Weinberg has previously declined to comment on rumors that Smith & Nephew Inc. French chief Olivier Bohuon, Christophe Weber, the French chief operating officer of Takeda Pharmaceuticals , and AstraZeneca PLC ’s Pascal Soriot had turned down the CEO job at Sanofi.

"We have no comment on the subject," Weinberg said, because he was only speaking "in general" about the difficulty of finding top talent for the position.

In the past, Weinberg has complained that the high tax burden imposed upon companies by the French government is hindering Sanofi’s search for a new chief executive.

"The deterioration of French tax-competitiveness and the burden on companies and individuals pose a problem," Weinberg told reporters in Paris.

"It's extremely difficult to attract international executives or even bring back French ones who have left. There will be consequences if this continues, because we can't rely on patriotic sentiment or goodwill alone."

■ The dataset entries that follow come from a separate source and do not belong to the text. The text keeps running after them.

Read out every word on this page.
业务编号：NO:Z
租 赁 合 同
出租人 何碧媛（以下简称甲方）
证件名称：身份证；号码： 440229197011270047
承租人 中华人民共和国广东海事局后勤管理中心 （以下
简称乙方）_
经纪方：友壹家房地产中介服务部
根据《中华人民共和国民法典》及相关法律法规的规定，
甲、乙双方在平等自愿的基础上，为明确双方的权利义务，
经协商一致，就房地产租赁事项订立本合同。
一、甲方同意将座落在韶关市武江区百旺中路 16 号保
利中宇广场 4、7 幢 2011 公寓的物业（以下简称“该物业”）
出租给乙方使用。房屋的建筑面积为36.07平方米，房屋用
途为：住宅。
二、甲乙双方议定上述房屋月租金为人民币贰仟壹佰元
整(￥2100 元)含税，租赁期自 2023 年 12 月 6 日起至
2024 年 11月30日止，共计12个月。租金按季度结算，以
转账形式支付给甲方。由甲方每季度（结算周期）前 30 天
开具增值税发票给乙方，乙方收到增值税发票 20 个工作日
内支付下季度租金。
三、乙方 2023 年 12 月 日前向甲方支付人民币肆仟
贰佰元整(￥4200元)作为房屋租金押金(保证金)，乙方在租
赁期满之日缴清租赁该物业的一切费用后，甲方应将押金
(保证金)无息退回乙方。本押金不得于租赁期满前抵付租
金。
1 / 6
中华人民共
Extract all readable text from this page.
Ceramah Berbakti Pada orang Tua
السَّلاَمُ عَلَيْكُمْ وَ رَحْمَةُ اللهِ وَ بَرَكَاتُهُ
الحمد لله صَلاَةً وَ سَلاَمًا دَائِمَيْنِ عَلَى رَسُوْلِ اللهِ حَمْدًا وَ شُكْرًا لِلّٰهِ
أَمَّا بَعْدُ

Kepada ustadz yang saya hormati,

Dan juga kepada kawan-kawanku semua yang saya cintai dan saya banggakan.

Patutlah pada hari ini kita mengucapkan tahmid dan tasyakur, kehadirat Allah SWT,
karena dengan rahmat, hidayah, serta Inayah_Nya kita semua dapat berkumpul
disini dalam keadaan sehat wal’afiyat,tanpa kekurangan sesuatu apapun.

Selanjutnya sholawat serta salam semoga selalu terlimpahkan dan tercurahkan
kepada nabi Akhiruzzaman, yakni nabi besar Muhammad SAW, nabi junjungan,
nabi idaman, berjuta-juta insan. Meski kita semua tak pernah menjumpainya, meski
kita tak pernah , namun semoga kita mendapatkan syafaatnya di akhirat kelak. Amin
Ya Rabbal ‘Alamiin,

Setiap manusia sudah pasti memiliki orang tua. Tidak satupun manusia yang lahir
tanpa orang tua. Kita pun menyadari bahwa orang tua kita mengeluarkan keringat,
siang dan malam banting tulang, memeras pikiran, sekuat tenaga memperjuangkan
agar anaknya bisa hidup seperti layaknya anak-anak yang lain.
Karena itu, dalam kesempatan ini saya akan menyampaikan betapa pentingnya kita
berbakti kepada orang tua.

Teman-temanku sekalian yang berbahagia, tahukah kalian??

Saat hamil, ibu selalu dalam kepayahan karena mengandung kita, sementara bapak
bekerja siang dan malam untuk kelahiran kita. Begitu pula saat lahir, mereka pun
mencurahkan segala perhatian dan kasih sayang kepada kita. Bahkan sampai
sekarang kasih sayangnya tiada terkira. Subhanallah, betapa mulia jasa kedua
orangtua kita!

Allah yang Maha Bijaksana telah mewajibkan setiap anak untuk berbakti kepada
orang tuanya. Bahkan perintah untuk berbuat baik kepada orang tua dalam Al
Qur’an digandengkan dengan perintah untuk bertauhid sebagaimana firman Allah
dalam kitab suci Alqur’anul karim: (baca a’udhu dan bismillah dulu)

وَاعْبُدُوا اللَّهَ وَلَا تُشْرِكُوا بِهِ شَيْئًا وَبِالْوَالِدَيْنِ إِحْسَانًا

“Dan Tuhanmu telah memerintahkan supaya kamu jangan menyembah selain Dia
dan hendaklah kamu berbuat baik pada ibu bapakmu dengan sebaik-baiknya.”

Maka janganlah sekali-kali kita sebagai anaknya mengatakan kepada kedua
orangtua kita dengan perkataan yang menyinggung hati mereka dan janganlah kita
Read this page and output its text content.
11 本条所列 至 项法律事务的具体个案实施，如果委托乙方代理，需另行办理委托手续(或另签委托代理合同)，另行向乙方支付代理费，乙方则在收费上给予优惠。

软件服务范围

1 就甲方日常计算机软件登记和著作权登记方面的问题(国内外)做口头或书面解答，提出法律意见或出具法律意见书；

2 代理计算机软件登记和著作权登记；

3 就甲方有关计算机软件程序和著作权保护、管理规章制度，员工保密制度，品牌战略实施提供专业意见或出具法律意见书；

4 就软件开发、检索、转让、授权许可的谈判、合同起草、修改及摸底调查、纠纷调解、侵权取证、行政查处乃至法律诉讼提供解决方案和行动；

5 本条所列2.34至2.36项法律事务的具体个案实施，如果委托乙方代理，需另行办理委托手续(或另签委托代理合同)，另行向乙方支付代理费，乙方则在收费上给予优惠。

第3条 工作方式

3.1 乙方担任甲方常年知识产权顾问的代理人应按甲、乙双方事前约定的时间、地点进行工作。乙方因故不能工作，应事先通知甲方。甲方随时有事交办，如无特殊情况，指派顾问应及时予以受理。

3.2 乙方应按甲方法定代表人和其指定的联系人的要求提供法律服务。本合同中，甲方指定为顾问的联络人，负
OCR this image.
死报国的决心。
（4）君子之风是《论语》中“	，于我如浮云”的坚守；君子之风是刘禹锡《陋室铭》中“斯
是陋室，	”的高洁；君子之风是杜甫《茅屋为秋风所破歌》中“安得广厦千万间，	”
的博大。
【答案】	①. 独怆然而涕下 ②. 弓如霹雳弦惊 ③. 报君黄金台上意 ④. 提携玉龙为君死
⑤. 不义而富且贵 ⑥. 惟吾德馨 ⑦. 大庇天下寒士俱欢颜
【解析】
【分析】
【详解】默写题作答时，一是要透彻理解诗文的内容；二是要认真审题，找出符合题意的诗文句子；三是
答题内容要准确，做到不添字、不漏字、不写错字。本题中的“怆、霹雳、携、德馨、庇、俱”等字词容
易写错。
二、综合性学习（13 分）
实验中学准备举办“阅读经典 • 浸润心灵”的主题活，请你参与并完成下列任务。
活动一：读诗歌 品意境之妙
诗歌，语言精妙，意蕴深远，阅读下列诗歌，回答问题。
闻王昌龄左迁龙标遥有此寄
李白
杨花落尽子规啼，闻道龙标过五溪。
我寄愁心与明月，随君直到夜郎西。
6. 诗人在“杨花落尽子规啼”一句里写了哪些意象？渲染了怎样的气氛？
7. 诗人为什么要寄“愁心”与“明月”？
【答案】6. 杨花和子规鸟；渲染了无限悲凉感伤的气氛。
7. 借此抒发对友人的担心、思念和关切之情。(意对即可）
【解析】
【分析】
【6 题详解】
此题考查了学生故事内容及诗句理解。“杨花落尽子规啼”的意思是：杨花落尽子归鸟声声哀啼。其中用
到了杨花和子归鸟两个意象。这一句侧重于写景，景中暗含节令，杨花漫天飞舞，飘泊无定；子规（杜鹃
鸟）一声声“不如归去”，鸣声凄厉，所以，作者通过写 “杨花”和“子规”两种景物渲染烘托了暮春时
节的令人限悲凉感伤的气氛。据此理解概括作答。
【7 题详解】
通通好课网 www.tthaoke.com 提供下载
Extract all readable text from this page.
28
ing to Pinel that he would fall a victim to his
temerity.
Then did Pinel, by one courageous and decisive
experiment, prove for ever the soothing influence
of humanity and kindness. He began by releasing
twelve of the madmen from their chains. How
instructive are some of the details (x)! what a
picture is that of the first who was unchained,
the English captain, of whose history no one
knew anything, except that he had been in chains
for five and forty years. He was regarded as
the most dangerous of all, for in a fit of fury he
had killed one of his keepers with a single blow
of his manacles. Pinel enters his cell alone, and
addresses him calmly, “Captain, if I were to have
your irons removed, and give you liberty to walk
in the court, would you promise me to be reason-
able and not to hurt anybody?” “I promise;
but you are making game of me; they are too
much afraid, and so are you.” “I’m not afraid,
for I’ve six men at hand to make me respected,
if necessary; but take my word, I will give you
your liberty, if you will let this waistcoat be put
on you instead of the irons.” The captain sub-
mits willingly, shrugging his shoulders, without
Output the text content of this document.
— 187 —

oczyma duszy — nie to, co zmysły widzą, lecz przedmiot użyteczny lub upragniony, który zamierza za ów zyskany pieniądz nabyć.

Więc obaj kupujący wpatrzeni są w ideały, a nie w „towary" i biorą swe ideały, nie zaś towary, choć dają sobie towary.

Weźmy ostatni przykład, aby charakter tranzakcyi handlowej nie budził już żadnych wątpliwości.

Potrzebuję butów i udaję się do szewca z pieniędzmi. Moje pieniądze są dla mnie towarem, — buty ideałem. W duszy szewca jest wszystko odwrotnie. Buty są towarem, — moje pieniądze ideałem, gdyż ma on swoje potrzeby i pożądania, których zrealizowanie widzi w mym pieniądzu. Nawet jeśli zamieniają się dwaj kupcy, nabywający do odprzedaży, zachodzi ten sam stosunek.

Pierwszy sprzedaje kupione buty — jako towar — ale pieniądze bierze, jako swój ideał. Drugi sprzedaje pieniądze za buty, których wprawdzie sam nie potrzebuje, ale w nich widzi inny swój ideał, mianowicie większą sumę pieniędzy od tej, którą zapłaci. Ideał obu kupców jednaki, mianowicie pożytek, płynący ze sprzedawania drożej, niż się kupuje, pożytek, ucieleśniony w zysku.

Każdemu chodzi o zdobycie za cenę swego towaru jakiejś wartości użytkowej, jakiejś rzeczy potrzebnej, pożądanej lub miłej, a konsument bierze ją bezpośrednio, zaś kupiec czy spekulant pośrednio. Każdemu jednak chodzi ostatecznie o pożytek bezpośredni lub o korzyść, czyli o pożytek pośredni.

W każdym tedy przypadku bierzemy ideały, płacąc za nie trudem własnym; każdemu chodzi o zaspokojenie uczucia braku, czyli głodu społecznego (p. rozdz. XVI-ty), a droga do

The situation was likely an ironic one for Weinberg, who was instrumental in ousting Viehbacher, only to find that candidates for the position seem to be thin on the ground. In the interim, Weinberg must fill the role himself, in addition to his duties as chairman.

"The trouble with finding a successor hinges on the fact that we don't know the real reason he was fired, and because a lot of people are asking themselves questions about the subject," said an industry insider who has spoken to some potential candidates.

"The very low pay-off he received only reinforces the idea that the reasons he was fired are not the ones that have been talked about."